In Western music, there are 12 notes: C, C#, D, D#, E, F, F#, G, G#, A, A# and B. The symbol “#” means sharp. 7 out of these 12 notes receive a specific name (C, D, E, F, G, A, B) and the others are identified by a sharp (#) or flat (b) of these notes, also called accidents (or alterations).

A sharp, by definition, is the shortest distance between two notes in Western music, as well as a flat. The difference in nomenclature (flat or sharp) serves only to indicate whether we are referring to a note above or below.

For example: D flat is the same as C sharp. Read the next section “What are tones and semitones” to complement this concept. Some representations and their equivalences are listed below to facilitate understanding:

  • E# = F
  • Fb = E
  • D## = E
  • Ebb = D

In practice, it is not usual to use the writing (##) or (bb) because it is much easier to write “E” than “D##”, for example. It doesn’t make much sense to use this second representation; we show it here only for the purpose of understanding. Likewise, the E# or B# nomenclature is not usually used, as they are the F and C notes, respectively.

However, saying E# (for example) is not wrong, and in some cases it is even the most correct option to use. Consider the C sharp major scale as an example. On this scale, the notes are: C#, D#, E#, F#, G#, A#, B#. This representation would be the most correct, because if we wrote C#, D#, F, F#, G#, A#, C, we would be repeating the F and C notes in the representation. If someone asked: “On the C sharp scale, is the F note sharp?”, Your answer should be “yes”. This is easy to observe in the first representation. But in the second representation, you would say that the F note appears with and without a sharp. From the point of view of reference, this could impair the musicians’ reading and understanding.

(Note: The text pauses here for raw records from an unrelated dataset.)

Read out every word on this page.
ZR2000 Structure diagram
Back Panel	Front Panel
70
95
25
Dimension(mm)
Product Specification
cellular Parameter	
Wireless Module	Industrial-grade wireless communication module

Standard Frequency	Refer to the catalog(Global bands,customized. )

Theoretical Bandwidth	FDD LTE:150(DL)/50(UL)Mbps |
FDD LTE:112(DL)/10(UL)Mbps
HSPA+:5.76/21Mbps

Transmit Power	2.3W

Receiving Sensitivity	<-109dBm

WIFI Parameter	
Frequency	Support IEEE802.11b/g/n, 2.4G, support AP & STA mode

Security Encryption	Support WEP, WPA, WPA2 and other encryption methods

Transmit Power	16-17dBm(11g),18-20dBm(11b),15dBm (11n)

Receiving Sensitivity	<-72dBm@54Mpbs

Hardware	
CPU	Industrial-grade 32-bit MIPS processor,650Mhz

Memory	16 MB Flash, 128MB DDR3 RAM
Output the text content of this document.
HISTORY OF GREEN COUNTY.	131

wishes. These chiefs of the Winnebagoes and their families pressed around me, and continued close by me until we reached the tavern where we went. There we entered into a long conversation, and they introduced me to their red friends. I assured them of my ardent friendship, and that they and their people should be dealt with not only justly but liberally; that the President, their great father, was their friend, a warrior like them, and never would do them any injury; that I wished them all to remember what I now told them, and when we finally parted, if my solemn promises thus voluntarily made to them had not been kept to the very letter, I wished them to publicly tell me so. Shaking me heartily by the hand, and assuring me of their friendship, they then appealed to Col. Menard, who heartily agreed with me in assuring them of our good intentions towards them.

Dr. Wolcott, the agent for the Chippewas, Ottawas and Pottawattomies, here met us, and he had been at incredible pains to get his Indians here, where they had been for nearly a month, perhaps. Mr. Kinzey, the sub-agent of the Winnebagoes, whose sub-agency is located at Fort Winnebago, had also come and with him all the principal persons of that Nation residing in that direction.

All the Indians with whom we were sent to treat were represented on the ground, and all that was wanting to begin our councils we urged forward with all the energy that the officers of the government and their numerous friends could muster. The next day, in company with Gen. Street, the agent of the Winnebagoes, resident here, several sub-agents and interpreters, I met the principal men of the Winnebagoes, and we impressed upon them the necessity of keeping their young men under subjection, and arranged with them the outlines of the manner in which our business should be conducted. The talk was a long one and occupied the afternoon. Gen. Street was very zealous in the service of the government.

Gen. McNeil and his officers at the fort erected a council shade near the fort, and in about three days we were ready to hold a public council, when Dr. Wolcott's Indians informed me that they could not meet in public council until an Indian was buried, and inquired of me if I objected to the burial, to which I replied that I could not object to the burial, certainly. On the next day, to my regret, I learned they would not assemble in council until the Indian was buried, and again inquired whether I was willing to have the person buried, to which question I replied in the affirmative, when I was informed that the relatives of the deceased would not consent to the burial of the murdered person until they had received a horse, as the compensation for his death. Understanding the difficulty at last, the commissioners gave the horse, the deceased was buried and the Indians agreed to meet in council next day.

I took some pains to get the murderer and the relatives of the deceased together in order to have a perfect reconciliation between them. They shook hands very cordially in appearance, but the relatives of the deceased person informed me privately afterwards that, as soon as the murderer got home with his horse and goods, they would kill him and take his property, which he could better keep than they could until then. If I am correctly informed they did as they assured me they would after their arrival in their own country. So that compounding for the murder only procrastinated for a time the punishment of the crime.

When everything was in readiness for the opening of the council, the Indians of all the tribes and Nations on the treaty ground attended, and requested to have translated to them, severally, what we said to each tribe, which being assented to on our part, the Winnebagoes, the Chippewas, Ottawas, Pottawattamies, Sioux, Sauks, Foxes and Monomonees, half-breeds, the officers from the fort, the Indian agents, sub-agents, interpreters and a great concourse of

But rest assured, for now you don’t have to worry about these details. Once you have understood and studied the main practical foundations of music well, it is worthwhile to begin to stick to details like this.

If you are curious about the math between the 12 notes of Western music and what differentiates one note from another in our perception of the brain, read the section Mathematics in Music.

Note:  On the piano, the white keys contain the notes with a specific name (C, D, E, F, G, A, B) and the black keys contain the alterations (C#, D#, F#, G #, A#).